As concessões saíram de cerca de R$ 200 bilhões/mês em 2011 para perto de R$ 700 bilhões em 2026. Mas cuidado: esse gráfico é nominal, e parte da alta é só inflação. O tutorial mostra como separar o crescimento do crédito do efeito dos preços.
Quer reproduzir este painel?
O script completo em Python (coleta das séries do Banco Central, deflacionamento pelo IPCA e todos os gráficos) vai para os assinantes do Boletim AM. Assine, é gratuito, e receba no seu e-mail o código pronto para rodar.
O que é análise de dados de crédito
Analisar o mercado de crédito é acompanhar quanto se empresta, para quem, de que tipo e a que custo. Cada uma dessas dimensões tem uma série pública no Banco Central, e juntas elas descrevem o momento do consumo e do investimento.
A fonte de tudo é o SGS, o Sistema Gerenciador de Séries Temporais do Banco Central. É um banco de dados aberto com milhares de séries econômicas, cada uma com um código numérico. No Python, a biblioteca python-bcb busca essas séries direto, sem download manual.
Como o pipeline foi montado
O trabalho segue quatro etapas, sempre dentro do Python.
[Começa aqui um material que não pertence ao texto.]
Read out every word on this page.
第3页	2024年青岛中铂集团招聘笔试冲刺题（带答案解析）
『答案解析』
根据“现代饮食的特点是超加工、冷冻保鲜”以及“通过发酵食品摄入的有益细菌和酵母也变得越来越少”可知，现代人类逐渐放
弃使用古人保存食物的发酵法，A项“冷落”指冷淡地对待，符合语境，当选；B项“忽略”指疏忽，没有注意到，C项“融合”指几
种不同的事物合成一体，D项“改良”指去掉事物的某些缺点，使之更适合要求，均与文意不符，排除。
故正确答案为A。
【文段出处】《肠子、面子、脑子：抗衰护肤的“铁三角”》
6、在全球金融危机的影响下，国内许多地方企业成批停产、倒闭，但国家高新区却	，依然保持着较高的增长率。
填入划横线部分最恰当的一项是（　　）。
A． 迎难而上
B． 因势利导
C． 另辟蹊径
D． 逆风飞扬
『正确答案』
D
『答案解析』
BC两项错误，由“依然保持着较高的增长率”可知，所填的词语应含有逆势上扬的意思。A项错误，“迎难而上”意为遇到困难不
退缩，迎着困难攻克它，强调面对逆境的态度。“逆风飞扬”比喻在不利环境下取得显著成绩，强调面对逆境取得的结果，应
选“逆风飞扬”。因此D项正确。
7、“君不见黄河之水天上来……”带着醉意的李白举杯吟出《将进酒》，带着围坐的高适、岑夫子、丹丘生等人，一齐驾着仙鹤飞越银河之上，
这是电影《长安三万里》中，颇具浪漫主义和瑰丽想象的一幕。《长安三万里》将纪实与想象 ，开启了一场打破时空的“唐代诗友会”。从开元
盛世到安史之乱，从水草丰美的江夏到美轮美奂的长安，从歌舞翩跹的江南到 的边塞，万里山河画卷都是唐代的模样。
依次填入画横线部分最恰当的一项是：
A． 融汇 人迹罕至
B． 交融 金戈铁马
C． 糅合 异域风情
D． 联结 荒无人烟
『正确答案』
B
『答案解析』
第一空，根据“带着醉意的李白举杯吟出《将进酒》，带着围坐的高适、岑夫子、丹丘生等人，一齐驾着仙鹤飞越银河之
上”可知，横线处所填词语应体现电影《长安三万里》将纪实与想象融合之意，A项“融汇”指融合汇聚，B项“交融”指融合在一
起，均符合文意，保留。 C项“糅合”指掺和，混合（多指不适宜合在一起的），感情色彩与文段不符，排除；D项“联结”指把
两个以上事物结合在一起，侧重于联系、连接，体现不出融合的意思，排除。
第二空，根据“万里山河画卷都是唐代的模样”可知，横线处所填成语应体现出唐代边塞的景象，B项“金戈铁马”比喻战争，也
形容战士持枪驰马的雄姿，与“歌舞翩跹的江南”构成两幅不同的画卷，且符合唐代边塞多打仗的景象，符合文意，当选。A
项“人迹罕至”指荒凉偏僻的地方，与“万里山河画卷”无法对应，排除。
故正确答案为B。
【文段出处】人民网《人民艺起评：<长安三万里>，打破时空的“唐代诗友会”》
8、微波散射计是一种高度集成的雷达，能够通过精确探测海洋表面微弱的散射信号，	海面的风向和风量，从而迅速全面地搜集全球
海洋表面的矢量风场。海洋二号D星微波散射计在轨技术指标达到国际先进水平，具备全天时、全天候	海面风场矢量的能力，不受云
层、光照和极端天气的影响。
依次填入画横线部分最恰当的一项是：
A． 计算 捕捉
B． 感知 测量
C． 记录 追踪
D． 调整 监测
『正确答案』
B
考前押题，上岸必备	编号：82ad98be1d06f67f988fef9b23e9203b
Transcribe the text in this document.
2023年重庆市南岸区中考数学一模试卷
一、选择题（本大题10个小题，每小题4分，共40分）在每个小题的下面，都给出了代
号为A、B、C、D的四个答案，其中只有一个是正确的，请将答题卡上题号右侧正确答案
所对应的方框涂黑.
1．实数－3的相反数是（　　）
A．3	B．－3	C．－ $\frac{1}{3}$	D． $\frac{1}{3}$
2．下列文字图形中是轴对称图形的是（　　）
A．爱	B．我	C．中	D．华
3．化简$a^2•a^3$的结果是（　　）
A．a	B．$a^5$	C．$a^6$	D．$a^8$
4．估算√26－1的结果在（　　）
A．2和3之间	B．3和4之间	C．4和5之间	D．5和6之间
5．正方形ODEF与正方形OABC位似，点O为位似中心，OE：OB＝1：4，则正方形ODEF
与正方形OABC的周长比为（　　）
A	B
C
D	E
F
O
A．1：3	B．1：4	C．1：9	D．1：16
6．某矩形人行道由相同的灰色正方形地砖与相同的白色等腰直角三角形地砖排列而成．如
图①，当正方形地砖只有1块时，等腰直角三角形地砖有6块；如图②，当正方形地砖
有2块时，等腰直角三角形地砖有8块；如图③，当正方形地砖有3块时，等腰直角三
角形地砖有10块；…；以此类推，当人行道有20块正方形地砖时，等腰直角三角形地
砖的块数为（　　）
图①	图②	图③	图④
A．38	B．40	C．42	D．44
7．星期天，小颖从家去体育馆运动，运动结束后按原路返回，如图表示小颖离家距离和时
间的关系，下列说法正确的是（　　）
Nenhuma delas exige planilha ou copiar e colar dado: tudo vem por API e vira gráfico no mesmo script.
Concessões: quem toma e de que tipo
A primeira quebra é por tomador. O crédito a pessoa física (famílias) e a pessoa jurídica (empresas) andava junto até por volta de 2019. A partir de 2020, a pessoa física descola e passa a liderar as novas concessões.

A segunda quebra é por tipo de recurso. No crédito livre, banco e cliente negociam a taxa (cartão, capital de giro, cheque especial). No crédito direcionado, a destinação e o custo seguem regra ou programa público (imobiliário, rural, BNDES). O livre domina e cresce mais rápido; o direcionado é menor e mais estável.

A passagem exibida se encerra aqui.